New charter to be written ‘from scratch’

New charter to be written ‘from scratch’

Reforms will guide drafting process

The abolished 1997 and 2007 charters will not be used as models in the drafting of the next constitution, a member of the Constitution Drafting Committee (CDC) says.

Paiboon Nititawan, a charter writer appointed by the National Reform Council (NRC), said the new constitution will be written "from scratch" to reflect the reforms under way, except for chapters on the constitutional monarchy.

Expected to undergo drastic changes are the election systems involving MPs and senators and the formation of a cabinet, he said.

Mr Paiboon, a former senator, said the powers of political parties should be reduced while the public should be allowed to take a more active role in politics for the reforms to take root.

With this in mind, he proposed the party-list system be abolished to reduce parties' powers.

He also proposed a whole province should be designated as a constituency and the number of MPs in each province vary depending on the number of eligible voters.
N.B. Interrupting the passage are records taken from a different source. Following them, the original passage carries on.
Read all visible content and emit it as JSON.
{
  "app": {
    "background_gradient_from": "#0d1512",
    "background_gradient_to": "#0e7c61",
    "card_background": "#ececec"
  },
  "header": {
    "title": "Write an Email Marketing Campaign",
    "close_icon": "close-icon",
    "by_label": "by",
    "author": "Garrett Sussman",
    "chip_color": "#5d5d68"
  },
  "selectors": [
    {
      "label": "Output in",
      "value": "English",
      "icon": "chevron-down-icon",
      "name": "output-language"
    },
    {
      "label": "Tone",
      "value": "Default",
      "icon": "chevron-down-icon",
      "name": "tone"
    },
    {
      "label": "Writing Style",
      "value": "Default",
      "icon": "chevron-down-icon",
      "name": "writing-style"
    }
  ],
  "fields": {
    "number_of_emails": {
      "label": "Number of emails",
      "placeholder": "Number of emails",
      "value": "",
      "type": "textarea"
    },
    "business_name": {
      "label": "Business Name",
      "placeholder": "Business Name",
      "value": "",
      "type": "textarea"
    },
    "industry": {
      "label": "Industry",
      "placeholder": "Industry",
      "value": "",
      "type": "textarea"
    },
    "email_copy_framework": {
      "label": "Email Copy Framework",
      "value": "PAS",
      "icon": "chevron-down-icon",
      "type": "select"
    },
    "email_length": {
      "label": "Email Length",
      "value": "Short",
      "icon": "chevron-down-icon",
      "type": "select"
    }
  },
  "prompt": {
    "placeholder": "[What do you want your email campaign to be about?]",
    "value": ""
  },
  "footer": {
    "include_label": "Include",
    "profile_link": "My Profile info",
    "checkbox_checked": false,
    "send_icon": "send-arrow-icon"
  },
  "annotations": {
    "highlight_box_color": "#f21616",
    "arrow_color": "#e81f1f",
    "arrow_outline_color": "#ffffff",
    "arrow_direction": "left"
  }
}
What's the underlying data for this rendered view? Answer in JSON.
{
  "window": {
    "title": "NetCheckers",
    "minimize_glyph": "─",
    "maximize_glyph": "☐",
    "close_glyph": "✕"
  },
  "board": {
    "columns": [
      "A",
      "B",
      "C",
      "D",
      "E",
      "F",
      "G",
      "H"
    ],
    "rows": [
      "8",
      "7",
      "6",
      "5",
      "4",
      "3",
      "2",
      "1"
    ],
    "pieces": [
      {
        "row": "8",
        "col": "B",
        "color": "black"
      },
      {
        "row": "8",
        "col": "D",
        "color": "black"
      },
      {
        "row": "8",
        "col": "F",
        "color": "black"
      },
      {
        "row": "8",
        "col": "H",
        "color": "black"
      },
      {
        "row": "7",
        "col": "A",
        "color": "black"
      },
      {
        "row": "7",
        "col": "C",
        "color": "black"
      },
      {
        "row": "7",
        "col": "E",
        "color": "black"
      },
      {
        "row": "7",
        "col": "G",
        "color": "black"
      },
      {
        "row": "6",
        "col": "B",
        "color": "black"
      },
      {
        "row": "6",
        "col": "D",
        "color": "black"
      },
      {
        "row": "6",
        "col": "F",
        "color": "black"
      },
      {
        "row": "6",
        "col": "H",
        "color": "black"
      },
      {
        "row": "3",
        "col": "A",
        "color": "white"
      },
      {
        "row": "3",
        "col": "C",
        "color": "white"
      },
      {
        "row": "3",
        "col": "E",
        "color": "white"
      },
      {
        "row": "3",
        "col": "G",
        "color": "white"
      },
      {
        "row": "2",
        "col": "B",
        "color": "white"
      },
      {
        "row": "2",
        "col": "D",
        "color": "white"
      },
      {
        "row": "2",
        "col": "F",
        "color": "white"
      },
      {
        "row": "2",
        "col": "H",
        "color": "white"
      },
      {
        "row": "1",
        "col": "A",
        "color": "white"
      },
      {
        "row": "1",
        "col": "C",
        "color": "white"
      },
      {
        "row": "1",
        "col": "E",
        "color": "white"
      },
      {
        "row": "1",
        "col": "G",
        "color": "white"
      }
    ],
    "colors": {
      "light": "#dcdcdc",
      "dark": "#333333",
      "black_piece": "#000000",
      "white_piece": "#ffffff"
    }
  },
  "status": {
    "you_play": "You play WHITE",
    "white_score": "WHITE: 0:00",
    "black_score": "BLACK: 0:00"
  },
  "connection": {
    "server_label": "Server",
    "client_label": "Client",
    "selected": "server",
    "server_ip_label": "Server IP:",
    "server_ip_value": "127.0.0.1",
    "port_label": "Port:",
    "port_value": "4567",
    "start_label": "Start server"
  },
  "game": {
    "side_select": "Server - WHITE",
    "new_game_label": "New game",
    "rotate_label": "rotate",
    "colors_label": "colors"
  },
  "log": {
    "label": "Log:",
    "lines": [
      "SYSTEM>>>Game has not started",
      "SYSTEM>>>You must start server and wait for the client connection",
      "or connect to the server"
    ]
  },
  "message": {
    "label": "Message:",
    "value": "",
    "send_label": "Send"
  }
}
Candidates who get at least 80% of the vote would win an election.

He insisted political parties are to blame for the conflicts that have troubled the nation for years.

"Based on my proposal, those who stand to lose are political parties. They will come out against it," he said.

He also proposed the prime minister and cabinet ministers should not be MPs while the prime minister should be nominated and endorsed by parliament.

One of the qualifications of a prime ministerial candidate should be that he or she must not have held the top post before and should be limited to serve only one term to ensure the premier focuses on the job, Mr Paiboon said.

To uphold checks and balances between the legislature and the executive, he said the prime minister should not have the power to dissolve the House of Representatives, and parliament should not have the power to remove the premier from office.

A prime minister could be removed from the post by a court order only, he proposed, while MPs and senators could directly file charges with the court against the prime minister if the premier is implicated in corruption.

Charas Suwanmala, an NRC member dealing with local administration and a charter writer, said he is considering pushing for wider decentralisation of powers by allowing provinces to seek autonomy in some areas.

However, he said such a proposal will be limited to provinces deemed ready for autonomy though he did not elaborate on how this status would be obtained.

Meanwhile, His Majesty the King has endorsed the appointment of NRC chairman Thienchay Kiranandana and his deputies Borwornsak Uwanno and Tassana Boontong.

The National Legislative Assembly (NLA) yesterday selected five members out of 10 candidates to serve on the CDC which is being formed. That brings the number to 25, following the NRC's selection of 20 charter writers on Wednesday.

The National Council for Peace and Order (NCPO) and the cabinet are expected to nominate five people each to the CDC when they meet on Nov 4.

The NCPO will also select the CDC chairman.